At this point, no one really knows how turbines will affect the grouse. A National Academies of Sciences report in 2007 found that wind farms generally kill far fewer birds than previously believed. (Housecats are a much bigger threat than windmills.) Nevertheless, the construction of 1,000 turbines in core sage grouse habitat will certainly disturb the birds. And some scientists believe sage grouse instinctively avoid tall structures because they offer possible perches for grouse predators, such as raptors. (On the other hand, older wind turbines in California have been slicing up raptors at a rate of up to 1 bird per megawatt per year.)

Freudenthal and other wind worriers see this as a multi-tiered threat. If wind farms hurt grouse, then the bird may end up on the endangered species list. That would mean additional regulations on oil and gas and other industries across the West. But the governor’s bluster may be as futile as that of Sancho Panza’s master. The state’s opinion on wind power is likely to be trumped by the feds on public land, and by counties on private land. And a new decision on listing the sage grouse is expected to come down from the Interior Department this summer, long before the new wind rush has any impact.

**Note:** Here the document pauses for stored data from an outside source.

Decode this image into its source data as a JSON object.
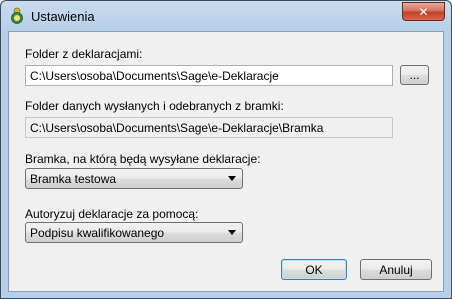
{
  "window": {
    "title": "Ustawienia",
    "close_label": "✕"
  },
  "form": {
    "declarations_folder": {
      "label": "Folder z deklaracjami:",
      "value": "C:\\Users\\osoba\\Documents\\Sage\\e-Deklaracje",
      "browse_label": "..."
    },
    "gateway_folder": {
      "label": "Folder danych wysłanych i odebranych z bramki:",
      "value": "C:\\Users\\osoba\\Documents\\Sage\\e-Deklaracje\\Bramka"
    },
    "gateway": {
      "label": "Bramka, na którą będą wysyłane deklaracje:",
      "selected": "Bramka testowa"
    },
    "authorization": {
      "label": "Autoryzuj deklaracje za pomocą:",
      "selected": "Podpisu kwalifikowanego"
    }
  },
  "buttons": {
    "ok": "OK",
    "cancel": "Anuluj"
  },
  "colors": {
    "title_bar": "#b7cfe8",
    "close_button": "#c13f28",
    "dialog_bg": "#f0f0f0"
  }
}
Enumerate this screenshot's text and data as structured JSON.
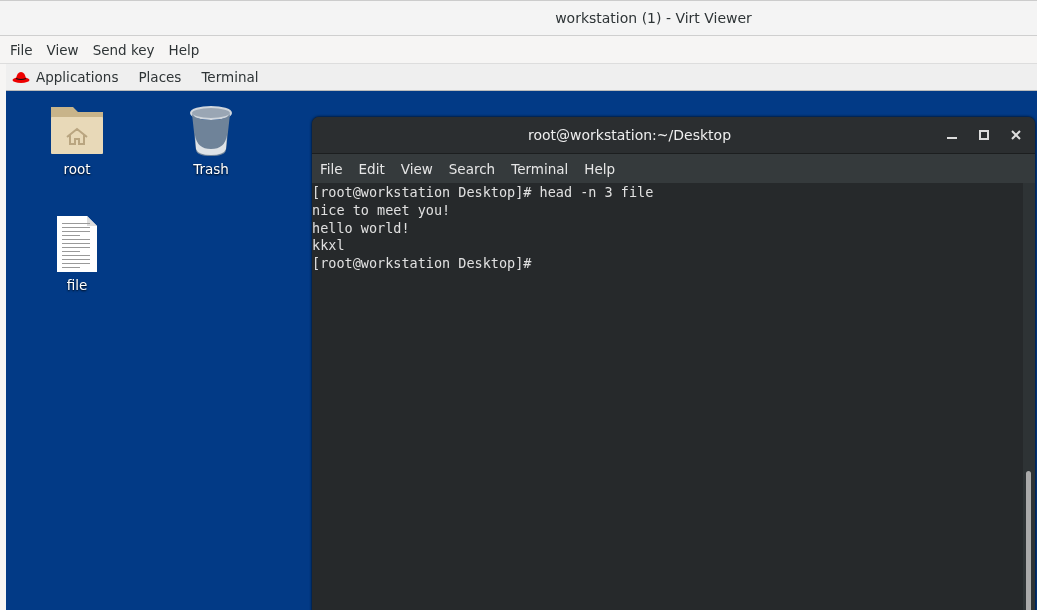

"In last year’s nests there are no birds this year," says Don Quixote near the end of his life, and of the story. He speaks not of sage grouse, but of his madness: He has finally realized that the monsters he was at war with were nothing but harmless windmills, his righteous war a hallucination. For those in wind country, though, we’re still in the middle of the story. And whether it’s the windmills we must slay, or whether we must use the windmills to slay the bigger giant -- climate change -- remains to be seen.